Tahun Penentuan Otsus di Papua

Otsus bisa menjadi pintu masuk dan momentum untuk dialog Papua-Jakarta.

ANTARA FOTO/Indrayadi TH
Hagar Kegiye (12 tahun) mengerjakan tugas sekolah di warnet di, Kota Jayapura, Papua, Ahad (9/8). Siswi kelas VI SD itu tak memiliki kuota internet sehingga terpaksa menyewa layanan internet.
Rep: Fitriyan Zamzami/Bambang Noroyono Red: Fitriyan Zamzami

Teropong Republika 2020-2021 berisi ulasan permasalahan penting nasional yang terjadi selama setahun belakangan. Sekaligus mencoba memproyeksikan bagaimana masalah serupa bisa diselesaikan pada tahun depan. Kita semua berharap Indonesia 2021 tentu berbeda dari situasi tahun sebelumnya. Harus bangkit dan lebih baik lagi.  

 

Oleh Fitriyan Zamzami, Jurnalis Republika

REPUBLIKA.CO.ID, Pada 17-18 November 2020 lalu, di Merauke, Papua, sebanyak 55 orang diringkus aparat kepolisian. Mereka ditangkap terkait rencana pelaksanaan Rapat Dengar Pendapat (RDP) antara Majelis Rakyat Papua (MRP) bersama masyarakat asli Papua terkait kelanjutan Undang-Undang Otonomi Khusus (Otsus) Papua. 

Ketua MRP Timotius Murib kepada Republika, menyampaikan, selain menangkap puluhan orang, kepolisian juga menyita uang senilai Rp 550 juta yang terpisah dalam 109 amplop, serta sejumlah alat komunikasi, dan komputer. 

Di Jayawijaya, anggota MRP Engelbertus Kasipmabin yang punya agenda RDP serupa diadang sekelompok warga. Engelbertus mewakili wilayah adat Lapago yang meliputi Jayawijaya, Lanny Jaya, Puncak Jaya, Puncak Ilaga, Nduga, Yalimo, Yahukimo, Mamberamo Tengah, Pegunungan Bintang, dan Kabupaten Yahukimo. “Ini orang-orang tidak mengerti soal otsus. Tetapi siapa dibalik mereka saya tidak tahu," kata Engelbertus.
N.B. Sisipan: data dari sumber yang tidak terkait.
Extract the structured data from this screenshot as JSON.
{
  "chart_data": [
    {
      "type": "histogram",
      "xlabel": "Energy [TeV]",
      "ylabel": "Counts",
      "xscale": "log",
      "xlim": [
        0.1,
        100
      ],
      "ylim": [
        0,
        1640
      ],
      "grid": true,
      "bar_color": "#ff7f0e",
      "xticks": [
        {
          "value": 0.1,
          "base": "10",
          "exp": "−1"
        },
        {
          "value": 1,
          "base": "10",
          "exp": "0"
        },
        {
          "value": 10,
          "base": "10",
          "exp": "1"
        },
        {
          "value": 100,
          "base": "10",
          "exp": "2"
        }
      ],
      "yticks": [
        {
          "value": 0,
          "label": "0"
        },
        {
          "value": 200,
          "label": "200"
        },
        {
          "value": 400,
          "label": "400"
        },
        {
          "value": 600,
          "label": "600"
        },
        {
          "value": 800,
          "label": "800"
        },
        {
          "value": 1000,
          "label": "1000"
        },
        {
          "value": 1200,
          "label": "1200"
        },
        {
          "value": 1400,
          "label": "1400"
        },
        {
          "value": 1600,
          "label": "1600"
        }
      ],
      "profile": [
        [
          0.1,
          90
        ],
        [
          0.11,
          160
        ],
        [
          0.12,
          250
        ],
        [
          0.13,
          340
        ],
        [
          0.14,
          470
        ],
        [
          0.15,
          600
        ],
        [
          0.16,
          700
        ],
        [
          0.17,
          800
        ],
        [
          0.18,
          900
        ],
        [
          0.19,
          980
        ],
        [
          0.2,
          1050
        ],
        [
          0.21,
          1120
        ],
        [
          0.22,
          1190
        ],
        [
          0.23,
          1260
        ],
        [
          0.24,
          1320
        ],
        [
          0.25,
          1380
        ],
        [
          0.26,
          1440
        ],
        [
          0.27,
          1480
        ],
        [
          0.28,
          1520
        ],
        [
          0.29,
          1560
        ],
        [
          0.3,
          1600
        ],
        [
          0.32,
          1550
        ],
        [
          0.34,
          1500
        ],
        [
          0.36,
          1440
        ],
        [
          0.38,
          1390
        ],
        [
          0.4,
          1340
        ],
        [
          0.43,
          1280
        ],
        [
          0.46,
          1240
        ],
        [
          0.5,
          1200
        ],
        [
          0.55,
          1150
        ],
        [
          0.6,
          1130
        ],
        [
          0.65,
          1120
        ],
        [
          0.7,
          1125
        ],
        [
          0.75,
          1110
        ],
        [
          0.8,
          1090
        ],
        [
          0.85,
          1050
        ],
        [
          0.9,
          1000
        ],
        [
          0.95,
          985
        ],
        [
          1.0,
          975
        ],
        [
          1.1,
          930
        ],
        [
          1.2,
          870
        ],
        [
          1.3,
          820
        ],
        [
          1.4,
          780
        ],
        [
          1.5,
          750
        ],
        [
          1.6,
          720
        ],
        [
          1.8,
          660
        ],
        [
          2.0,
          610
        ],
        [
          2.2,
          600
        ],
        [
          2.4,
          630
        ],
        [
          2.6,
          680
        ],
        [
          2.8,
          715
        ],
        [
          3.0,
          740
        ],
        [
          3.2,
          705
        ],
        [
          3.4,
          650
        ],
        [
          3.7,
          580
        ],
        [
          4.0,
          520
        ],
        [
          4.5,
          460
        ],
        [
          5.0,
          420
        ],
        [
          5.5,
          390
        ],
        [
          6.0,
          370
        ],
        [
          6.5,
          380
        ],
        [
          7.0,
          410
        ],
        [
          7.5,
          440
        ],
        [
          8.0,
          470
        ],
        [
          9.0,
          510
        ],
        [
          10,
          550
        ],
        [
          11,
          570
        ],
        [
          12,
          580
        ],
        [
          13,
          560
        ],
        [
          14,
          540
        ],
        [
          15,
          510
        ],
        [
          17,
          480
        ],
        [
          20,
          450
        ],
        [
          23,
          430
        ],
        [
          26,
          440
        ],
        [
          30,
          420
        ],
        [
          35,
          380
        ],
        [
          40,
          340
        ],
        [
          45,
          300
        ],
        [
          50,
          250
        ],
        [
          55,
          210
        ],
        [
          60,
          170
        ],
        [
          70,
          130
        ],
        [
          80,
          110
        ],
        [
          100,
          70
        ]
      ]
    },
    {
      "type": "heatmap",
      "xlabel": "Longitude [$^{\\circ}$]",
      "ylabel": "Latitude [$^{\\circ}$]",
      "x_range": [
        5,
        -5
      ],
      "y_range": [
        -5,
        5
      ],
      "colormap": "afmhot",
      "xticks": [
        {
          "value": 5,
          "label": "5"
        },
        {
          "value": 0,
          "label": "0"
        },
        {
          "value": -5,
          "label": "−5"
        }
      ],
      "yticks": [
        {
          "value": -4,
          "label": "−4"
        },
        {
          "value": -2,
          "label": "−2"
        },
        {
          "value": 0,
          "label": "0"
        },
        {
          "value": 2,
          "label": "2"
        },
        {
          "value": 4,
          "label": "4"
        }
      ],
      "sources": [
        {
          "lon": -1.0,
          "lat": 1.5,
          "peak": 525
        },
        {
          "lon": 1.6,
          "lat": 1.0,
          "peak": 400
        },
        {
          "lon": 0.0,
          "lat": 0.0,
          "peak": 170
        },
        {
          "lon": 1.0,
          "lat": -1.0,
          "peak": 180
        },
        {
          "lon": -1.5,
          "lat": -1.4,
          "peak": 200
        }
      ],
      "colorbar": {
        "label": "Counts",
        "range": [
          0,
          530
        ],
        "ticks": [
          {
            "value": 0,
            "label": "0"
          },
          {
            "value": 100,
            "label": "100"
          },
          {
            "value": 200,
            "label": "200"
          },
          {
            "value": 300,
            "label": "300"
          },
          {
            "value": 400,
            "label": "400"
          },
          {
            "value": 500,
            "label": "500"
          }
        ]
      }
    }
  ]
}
Di Timika, terjadi bentrok antara anggota Polres Mimika, dengan sejumlah warga yang meakukan aksi unjuk rasa menolak perpanjangan Otsus Papua. Petugas kepolisian yang meminta warga tak membuat kerumunan dilempari batu dan kemudian melakukan penangkapan. Di Jayapura, berulang kali aksi unjuk rasa terkait otsus dibubarkan paksa.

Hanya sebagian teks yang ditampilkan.